C array declaration and assignment?

Question

I've asked a similar question on structs here but I'm trying to figure out how C handles things like assigning variables and why it isn't allowed to assign them to eachother if they are functionally the same.

Lets say I have two arrays:

int x[10];  
int y[10];

Why won't x = y compile? If they are both the same "signature" like that, then shouldn't you be able to assign them back and forth?

Can I declare these in a way that would allow me to do that in C? It makes sense to me that you would be able to, but maybe there is a way that this can be done? Typedefs for structs seemed to be the solution, would it be the same for array declaration and assignment?

I appreciate your guys help, I'm new to Stackoverflow but it has been a really good resource for me so far!

Answer 1

When you declare those arrays, the compiler reserves space for 10 ints. When you assign one "array" (which is just a pointer to the first element), you'd just copy the pointers, not the contents.
For copying, there are functions like memcpy, if you want to assign x (or y) to something, you'd have to assign it to a int*.

Answer 2

The name of an array is actually the address of the first element of that array.

The example code you provide here is attempting to assign to something which is not an l-value.

It's like doing this;

int
  x[10],
  y[10];

&x[0] = &y[0];

You can do with structs what you're getting at here;

struct data
  a,
  b;

a = b;

And in fact if struct data is declared as;

struct data
{
  int
    x[10];
};

then you'd be doing exactly what you're trying to do here!

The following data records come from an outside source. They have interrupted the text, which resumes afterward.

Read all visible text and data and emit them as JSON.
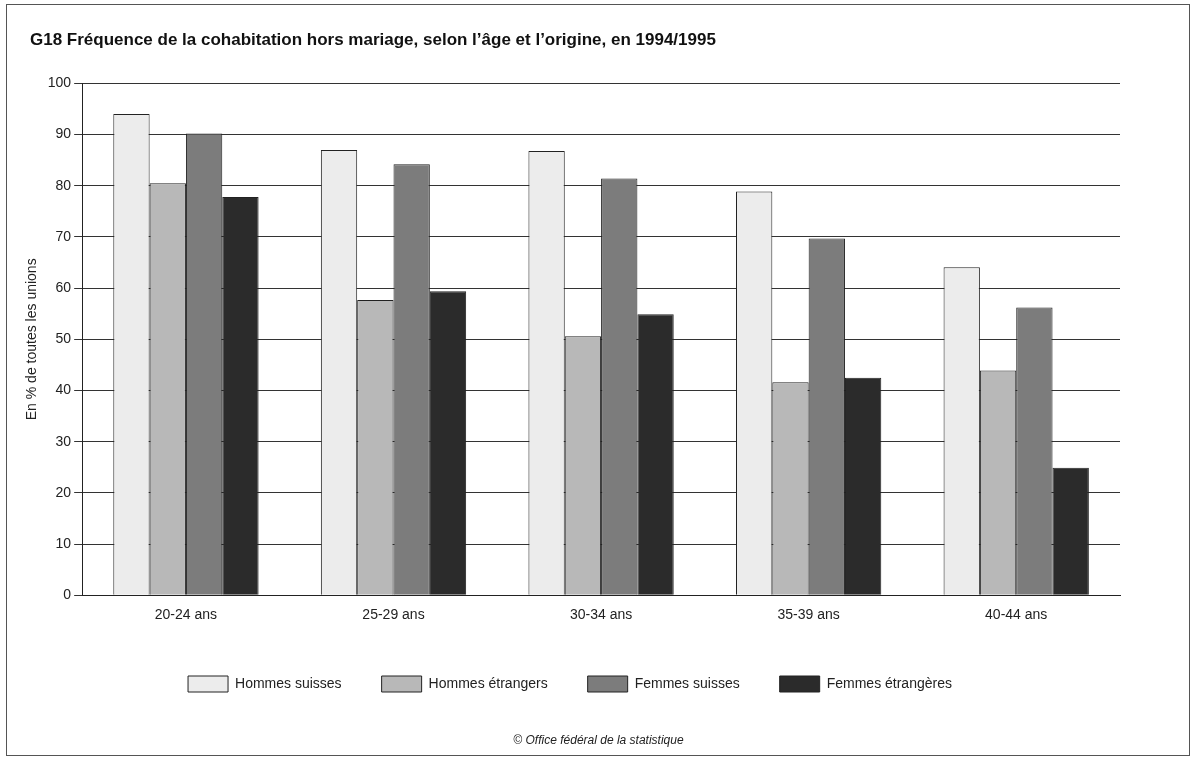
{
  "chart_data": {
    "type": "bar",
    "title": "G18  Fréquence de la cohabitation hors mariage, selon l’âge et l’origine, en 1994/1995",
    "ylabel": "En % de toutes les unions",
    "categories": [
      "20-24 ans",
      "25-29 ans",
      "30-34 ans",
      "35-39 ans",
      "40-44 ans"
    ],
    "series": [
      {
        "name": "Hommes suisses",
        "color": "#ececec",
        "values": [
          94,
          87,
          86.8,
          78.9,
          64.1
        ]
      },
      {
        "name": "Hommes étrangers",
        "color": "#b8b8b8",
        "values": [
          80.5,
          57.7,
          50.6,
          41.6,
          43.9
        ]
      },
      {
        "name": "Femmes suisses",
        "color": "#7c7c7c",
        "values": [
          90.2,
          84.2,
          81.4,
          69.7,
          56.2
        ]
      },
      {
        "name": "Femmes étrangères",
        "color": "#2b2b2b",
        "values": [
          77.8,
          59.4,
          54.9,
          42.5,
          24.9
        ]
      }
    ],
    "ylim": [
      0,
      100
    ],
    "yticks": [
      0,
      10,
      20,
      30,
      40,
      50,
      60,
      70,
      80,
      90,
      100
    ],
    "grid": "y",
    "legend": "bottom",
    "annotations": [
      "© Office fédéral de la statistique"
    ]
  }
}
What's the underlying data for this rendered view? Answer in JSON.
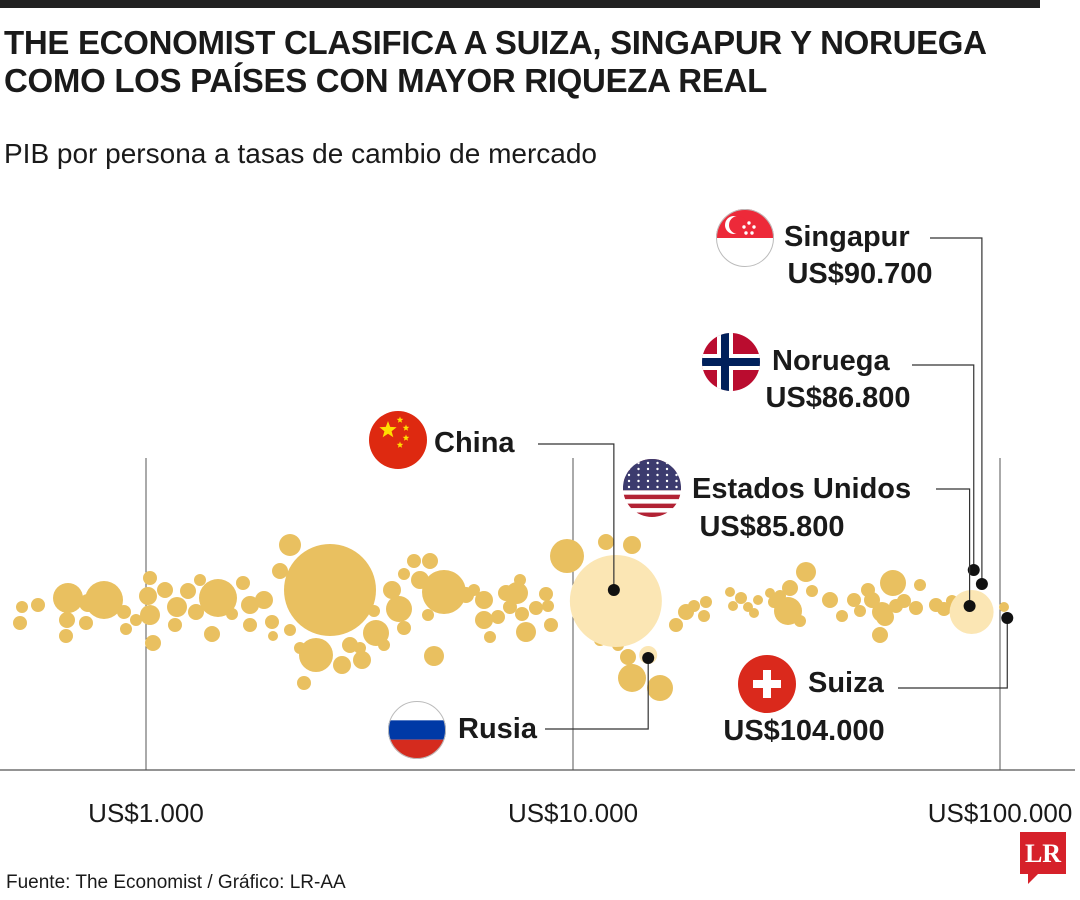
{
  "title_line1": "THE ECONOMIST CLASIFICA A SUIZA, SINGAPUR Y NORUEGA",
  "title_line2": "COMO LOS PAÍSES CON MAYOR RIQUEZA REAL",
  "subtitle": "PIB por persona a tasas de cambio de mercado",
  "source": "Fuente: The Economist / Gráfico: LR-AA",
  "logo_text": "LR",
  "colors": {
    "bubble": "#e9c060",
    "highlight": "#fbe6b4",
    "axis": "#555555",
    "leader": "#333333",
    "logo": "#d6212a"
  },
  "chart_data": {
    "type": "scatter",
    "x_scale": "log",
    "xlim": [
      300,
      150000
    ],
    "tick_values": [
      1000,
      10000,
      100000
    ],
    "tick_labels": [
      "US$1.000",
      "US$10.000",
      "US$100.000"
    ],
    "highlighted": [
      {
        "name": "China",
        "flag": "china-flag",
        "value_label": "",
        "gdp": 12600
      },
      {
        "name": "Rusia",
        "flag": "russia-flag",
        "value_label": "",
        "gdp": 15000
      },
      {
        "name": "Singapur",
        "flag": "singapore-flag",
        "value_label": "US$90.700",
        "gdp": 90700
      },
      {
        "name": "Noruega",
        "flag": "norway-flag",
        "value_label": "US$86.800",
        "gdp": 86800
      },
      {
        "name": "Estados Unidos",
        "flag": "usa-flag",
        "value_label": "US$85.800",
        "gdp": 85800
      },
      {
        "name": "Suiza",
        "flag": "switzerland-flag",
        "value_label": "US$104.000",
        "gdp": 104000
      }
    ]
  }
}
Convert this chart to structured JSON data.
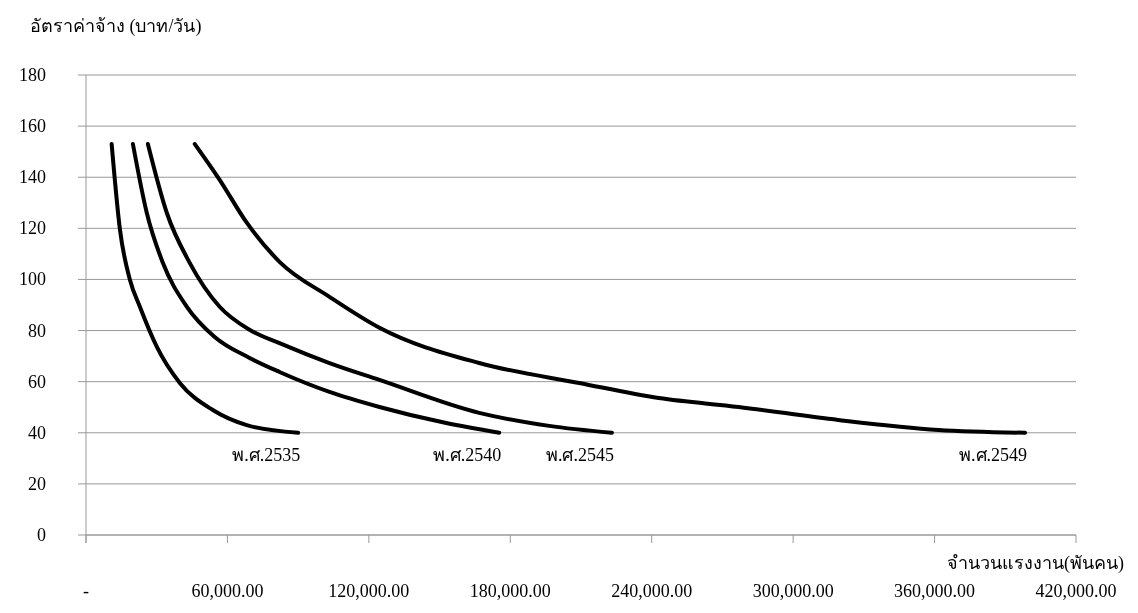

But you can't do it directly with arrays. Use memcpy().

Answer 3

In order to assign arrays you will have to assign the values inside the array.

ie. x=y is equivalent to

for(int i = 0; i < 10 < ++i)
{
x[i] = y[i];
}

Answer 4

When saying "int x[10]" is saying, "reserve some room for 10 integers and pass me a pointer to the location". So for the copy to make sense you'd need to operate on the memory pointed by, rather than 'the name of the memory location'.

So for copying here you'd use a for loop or memcpy().

Answer 5

You have to look at what the variables represent. In your code, you now have two chunks of memory, both big enough to hold 10 integers.

Now, x[0] is the first chunks 0th integer, and y[0] is the seconds. But x itself is a pointer to the first element. Likewise, y is a pointer to the second chunk.

So saying x = y would try to assign x to now be pointing at y's chunk. And x's array is a lost forever. If you dynamically allocated these 2 chunks with malloc, you would be able to say "x = y", setting x to point to the second dynamically allocated chunk, but losing x's chunk forever (memory leak).

This error is the compiler preventing you from doing so. To copy each element, you have to loop through the arrays:

for (int i = 0; i < 10; ++i)
{
    x[i] = y[i];
}

Answer 6

Some messages state the name of an array yields the address of its first element. It's not always true:

#include <stdio.h>

int
main(void)
{
  int array[10];

  /*
   * Print the size of the whole array then the size of a pointer to the
   * first element.
   */
  printf("%u %u\n", (unsigned int)sizeof array, (unsigned int)sizeof &array[0]);

  /*
   * You can take the address of array, which gives you a pointer to the whole
   * array. The difference between ``pointer to array'' and ``pointer to the
   * first element of the array'' matters when you're doing pointer arithmetic.
   */
  printf("%p %p\n", (void*)(&array + 1), (void*)(array + 1));

  return 0;
}

Output:

40 4
0xbfbf2ca4 0xbfbf2c80

Answer 7

I've used C compilers where that would compile just fine...and when run the code would make x point to y's array.

You see, in C the name of an array is a pointer that points to the start of the array. In fact, arrays and pointers are essentially interchangable. You can take any pointer and index it like an array.

Back when C was being developed in the early 70's, it was meant for relatively small programs that were barely above assembly language in abstraction. In that environment, it was damn handy to be able to easily go back and forth between array indexing and pointer math. Copying whole arrays of data, on the other hand, was a very expensive thing do do, and hardly something to be encouraged or abstracted away from the user.

Yes, in these modern times it would make way more sense to have the name of the array be shorthand for "the whole array", rather than for "a ponter to the front of the array". However, C wasn't designed in these modern times. If you want a language that was, try Ada. x := y there does exactly what you would expect; it copies one array's contents to the other.